Usually, fetch is only quick for small patches (eg. 32x32 pixels). If you need larger tiles (512x512?), then crop will often be faster. You'll need to do some quick tests on your hardware.
Thanks for the quick response!
4 bands works!
Ah I see so to read in the RGBA image you need to change bands = 3 to bands = 4.
bands = 4 # 4 not 3 since RGBA!
vips_image = pyvips.Image.new_from_file(vips_filename=fpath, level=level)

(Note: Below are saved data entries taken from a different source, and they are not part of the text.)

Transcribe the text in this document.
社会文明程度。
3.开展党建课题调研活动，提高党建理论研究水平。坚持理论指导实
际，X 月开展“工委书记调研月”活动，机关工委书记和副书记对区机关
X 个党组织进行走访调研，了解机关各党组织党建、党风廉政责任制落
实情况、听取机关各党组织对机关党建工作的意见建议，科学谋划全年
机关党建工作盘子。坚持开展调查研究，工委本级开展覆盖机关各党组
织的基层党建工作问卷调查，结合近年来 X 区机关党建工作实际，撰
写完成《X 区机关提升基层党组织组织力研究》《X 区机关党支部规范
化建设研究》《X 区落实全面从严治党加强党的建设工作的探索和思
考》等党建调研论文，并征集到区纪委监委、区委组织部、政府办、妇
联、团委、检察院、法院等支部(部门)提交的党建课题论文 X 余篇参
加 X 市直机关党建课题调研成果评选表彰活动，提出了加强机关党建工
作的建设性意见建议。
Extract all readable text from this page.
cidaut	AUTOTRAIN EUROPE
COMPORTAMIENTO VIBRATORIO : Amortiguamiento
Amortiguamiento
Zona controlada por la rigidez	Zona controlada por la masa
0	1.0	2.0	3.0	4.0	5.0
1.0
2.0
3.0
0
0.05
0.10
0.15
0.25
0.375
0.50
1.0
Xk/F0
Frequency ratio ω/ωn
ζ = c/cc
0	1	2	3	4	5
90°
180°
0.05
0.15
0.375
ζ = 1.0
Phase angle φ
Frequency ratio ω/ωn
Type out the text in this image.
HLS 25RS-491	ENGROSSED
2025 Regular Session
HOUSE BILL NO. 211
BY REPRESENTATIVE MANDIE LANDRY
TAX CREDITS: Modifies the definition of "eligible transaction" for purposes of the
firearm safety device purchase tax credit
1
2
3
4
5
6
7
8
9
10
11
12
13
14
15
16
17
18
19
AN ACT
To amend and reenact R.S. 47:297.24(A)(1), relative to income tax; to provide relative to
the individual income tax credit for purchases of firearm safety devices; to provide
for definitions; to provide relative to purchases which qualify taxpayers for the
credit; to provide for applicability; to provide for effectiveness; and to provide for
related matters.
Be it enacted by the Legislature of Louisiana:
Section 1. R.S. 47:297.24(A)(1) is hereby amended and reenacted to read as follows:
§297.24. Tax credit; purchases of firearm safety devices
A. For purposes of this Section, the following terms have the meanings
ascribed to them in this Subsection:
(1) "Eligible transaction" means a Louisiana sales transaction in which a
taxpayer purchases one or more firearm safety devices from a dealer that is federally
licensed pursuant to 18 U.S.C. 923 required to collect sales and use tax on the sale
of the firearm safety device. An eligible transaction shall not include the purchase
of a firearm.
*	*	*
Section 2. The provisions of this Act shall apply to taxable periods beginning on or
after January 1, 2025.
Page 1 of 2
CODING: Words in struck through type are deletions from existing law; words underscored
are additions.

region = pyvips.Region.new(vips_image)
patch_fetch = region.fetch(location[0], location[1], size[0], size[1])
patch_fetch = np.ndarray(buffer=patch_fetch,
dtype=np.uint8,
shape=(size[1], size[0], bands))
patch_fetch = patch_fetch[:,: , 0:3]
this worked! I.e. it matches openslide
Issue with rgb argument
I would like use the rgb argument however I get an error
vips_image = pyvips.Image.new_from_file(vips_filename=fpath, level=level, rgb=True)
---------------------------------------------------------------------------
Error Traceback (most recent call last)
Cell In[4], line 1
----> 1 vips_image = pyvips.Image.new_from_file(vips_filename=fpath, level=level, rgb=True)
File ~/anaconda3/envs/cpath/lib/python3.8/site-packages/pyvips/vimage.py:352, in Image.new_from_file(vips_filename, **kwargs)
349 raise Error('unable to load from file {0}'.format(vips_filename))
350 name = _to_string(pointer)
--> 352 return pyvips.Operation.call(name, filename,
353 string_options=options, **kwargs)
File ~/anaconda3/envs/cpath/lib/python3.8/site-packages/pyvips/voperation.py:288, in Operation.call(operation_name, *args, **kwargs)
285 for name in kwargs:
286 if (name not in intro.optional_input and
287 name not in intro.optional_output):
--> 288 raise Error('{0} does not support optional argument {1}'
289 .format(operation_name, name))
291 value = kwargs[name]
292 details = intro.details[name]
Error: VipsForeignLoadOpenslideFile does not support optional argument rgb
I would like use the rgb argument however I get an error
You probably have an old libvips. The rgb option was only added a few years ago.